The Sweet 16 is in progress which makes this a good time to bring you up to date on March Madness on Demand and the CBS-NCAA-Pontiac YouTube channel. As we reported last week, the new YouTube channel for tournament highlights and related clips debuted with the embedding turned off. That gave the partners a presence on YouTube but omitted one of the most important parts of the viral video experience. We were told the embedding would be turned on — it was just a matter of time — but it won’t surprise anyone who has ever covered the NCAA or has followed it to learn that embedding won’t be a feature this year. The NCAA just doesn’t move that fast. A CBS spokesman attributed the situation to having “multiple partners” and said, “You can bet a company like CBS is going to figure this out” and suggested it would be a goal for next year.”
— As of Thursday evening, the CBS NCAA Tourney channel had 3,422 subscribers and 512,326 channel views. It’s among the most subscribed channels this week and #24 for the month. (I’m a little confused because I’m marked as having watched 152 videos; must have left it running unattended.) One video has had 677,203 streams; most of the rest are far below that.
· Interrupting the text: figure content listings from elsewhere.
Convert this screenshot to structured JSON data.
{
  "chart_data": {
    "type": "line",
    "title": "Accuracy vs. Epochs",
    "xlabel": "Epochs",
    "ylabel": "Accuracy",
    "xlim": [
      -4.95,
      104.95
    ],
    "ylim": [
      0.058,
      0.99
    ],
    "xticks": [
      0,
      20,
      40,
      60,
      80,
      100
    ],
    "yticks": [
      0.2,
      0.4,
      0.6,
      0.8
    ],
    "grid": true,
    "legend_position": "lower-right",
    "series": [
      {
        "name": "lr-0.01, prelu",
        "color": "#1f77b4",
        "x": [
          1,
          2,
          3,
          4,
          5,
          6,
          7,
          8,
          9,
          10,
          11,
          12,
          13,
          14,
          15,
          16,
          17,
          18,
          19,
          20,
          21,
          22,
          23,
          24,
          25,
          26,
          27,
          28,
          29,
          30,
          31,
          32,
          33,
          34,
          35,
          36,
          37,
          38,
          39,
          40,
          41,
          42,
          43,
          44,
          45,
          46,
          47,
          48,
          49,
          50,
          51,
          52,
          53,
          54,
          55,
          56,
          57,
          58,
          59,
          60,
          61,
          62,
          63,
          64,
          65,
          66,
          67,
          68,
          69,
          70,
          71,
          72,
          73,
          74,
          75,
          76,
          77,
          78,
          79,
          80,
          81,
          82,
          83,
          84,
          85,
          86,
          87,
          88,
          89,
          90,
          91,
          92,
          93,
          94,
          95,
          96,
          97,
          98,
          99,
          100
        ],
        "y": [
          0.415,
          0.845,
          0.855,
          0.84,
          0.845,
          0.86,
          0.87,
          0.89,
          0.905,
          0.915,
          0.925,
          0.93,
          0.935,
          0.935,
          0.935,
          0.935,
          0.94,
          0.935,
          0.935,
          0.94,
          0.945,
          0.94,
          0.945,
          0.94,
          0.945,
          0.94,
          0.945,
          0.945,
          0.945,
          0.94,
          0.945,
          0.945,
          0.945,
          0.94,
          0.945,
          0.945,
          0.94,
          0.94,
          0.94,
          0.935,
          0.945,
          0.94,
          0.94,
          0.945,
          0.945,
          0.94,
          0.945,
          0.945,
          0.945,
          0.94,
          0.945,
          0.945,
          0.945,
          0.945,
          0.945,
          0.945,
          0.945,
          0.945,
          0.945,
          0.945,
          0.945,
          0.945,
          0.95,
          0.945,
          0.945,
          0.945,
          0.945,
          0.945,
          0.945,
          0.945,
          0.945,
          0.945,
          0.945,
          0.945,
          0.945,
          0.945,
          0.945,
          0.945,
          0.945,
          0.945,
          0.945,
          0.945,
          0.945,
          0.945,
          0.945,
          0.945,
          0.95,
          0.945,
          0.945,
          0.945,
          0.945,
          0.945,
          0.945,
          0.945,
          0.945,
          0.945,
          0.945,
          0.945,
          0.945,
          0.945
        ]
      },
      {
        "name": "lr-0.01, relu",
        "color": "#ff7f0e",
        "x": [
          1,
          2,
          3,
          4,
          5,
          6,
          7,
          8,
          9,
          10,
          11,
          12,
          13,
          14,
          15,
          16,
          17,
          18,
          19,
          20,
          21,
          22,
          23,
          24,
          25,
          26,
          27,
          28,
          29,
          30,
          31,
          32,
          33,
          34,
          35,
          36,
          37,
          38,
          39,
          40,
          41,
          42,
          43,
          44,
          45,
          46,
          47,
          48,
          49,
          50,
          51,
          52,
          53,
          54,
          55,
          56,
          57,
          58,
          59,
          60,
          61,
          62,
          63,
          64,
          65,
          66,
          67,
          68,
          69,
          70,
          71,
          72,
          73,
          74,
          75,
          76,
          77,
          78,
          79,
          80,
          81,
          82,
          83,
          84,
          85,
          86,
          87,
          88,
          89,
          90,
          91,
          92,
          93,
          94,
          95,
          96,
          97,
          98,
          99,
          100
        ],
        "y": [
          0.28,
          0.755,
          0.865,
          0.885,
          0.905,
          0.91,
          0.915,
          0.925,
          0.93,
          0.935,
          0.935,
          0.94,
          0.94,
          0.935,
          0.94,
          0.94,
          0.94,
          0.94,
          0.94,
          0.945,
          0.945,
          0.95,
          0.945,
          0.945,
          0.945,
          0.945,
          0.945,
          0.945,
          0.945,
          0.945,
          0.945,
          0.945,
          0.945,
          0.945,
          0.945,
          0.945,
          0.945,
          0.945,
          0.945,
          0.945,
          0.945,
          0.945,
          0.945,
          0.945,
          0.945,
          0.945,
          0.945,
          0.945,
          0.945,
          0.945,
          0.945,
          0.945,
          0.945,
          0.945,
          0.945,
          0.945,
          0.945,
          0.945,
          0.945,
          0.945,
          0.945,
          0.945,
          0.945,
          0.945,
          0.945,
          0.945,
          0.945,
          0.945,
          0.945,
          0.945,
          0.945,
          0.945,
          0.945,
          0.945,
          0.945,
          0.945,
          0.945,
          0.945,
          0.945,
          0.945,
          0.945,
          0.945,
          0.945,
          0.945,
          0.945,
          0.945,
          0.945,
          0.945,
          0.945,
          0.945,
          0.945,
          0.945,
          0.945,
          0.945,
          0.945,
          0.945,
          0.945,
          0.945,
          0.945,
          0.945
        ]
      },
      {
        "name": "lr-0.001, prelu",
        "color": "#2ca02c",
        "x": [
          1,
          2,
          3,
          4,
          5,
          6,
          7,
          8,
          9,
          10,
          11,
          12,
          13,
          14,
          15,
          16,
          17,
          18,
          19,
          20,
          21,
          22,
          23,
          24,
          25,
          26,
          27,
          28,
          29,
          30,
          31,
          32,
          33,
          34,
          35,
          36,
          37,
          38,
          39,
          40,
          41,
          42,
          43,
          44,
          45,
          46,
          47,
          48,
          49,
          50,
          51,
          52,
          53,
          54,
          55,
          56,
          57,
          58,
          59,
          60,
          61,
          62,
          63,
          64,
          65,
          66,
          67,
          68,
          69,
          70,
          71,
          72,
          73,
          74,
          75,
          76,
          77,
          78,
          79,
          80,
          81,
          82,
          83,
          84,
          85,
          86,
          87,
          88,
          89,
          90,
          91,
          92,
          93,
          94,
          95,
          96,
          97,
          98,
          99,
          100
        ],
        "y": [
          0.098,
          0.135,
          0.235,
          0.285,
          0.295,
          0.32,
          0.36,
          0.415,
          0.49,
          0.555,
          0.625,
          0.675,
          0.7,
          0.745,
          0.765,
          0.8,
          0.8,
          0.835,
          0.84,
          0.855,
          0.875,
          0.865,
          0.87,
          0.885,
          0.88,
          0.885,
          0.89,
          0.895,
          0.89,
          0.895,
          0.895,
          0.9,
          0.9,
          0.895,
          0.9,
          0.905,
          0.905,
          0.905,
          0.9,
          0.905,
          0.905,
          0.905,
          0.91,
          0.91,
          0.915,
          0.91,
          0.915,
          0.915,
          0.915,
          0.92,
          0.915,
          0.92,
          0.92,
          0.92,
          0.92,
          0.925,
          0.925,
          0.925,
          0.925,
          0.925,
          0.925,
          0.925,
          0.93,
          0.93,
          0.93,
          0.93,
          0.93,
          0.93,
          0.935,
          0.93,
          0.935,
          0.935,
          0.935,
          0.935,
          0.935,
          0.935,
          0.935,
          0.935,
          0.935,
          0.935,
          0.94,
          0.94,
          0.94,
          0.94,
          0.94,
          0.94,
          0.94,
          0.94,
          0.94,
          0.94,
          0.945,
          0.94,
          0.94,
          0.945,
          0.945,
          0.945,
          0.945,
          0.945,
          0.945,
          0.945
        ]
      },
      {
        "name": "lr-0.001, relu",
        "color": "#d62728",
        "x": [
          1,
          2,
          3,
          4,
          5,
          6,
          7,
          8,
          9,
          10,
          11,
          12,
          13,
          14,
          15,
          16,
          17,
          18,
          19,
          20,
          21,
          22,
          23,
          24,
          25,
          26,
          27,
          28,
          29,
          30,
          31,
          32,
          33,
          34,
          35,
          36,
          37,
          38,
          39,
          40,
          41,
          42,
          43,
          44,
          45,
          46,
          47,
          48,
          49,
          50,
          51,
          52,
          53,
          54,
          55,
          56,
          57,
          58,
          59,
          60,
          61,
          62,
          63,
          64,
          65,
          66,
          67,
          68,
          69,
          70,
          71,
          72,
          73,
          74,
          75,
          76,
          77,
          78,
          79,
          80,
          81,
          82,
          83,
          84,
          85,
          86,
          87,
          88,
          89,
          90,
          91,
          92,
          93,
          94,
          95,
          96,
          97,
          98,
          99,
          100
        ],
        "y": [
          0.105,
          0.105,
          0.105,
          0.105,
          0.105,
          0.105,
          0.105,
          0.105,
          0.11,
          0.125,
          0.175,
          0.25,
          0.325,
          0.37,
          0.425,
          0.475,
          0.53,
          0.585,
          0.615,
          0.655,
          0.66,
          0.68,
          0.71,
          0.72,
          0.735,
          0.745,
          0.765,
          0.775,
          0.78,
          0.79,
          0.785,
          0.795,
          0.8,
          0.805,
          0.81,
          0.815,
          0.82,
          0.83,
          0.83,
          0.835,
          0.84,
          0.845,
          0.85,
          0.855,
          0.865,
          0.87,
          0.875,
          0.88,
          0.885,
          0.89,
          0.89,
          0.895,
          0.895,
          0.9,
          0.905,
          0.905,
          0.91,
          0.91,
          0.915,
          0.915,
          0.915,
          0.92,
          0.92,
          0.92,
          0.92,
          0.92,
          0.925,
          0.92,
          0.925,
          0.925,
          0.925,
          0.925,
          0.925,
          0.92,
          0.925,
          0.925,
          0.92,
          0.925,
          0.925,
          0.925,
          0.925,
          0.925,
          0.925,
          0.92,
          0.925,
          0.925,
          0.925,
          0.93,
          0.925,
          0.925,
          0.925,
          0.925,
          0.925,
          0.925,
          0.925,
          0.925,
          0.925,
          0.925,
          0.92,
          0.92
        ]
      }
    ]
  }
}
It’s good exposure but imagine if it were truly viral how happy Pontiac would be.
MMOD traffic: CBS says the stats are up by double-digits for MMOD uniques, and time spent but, unlike last year, has decided not to provide details. The network doesn’t provide the numbers for other online efforts so execs have decided to be consistent and throw the cloak of darkness over it all after providing minimal information the first day.
— As of opening day 2007, some 800,000 had registered — that’s half the number by the end of last year’s first round. No update for that.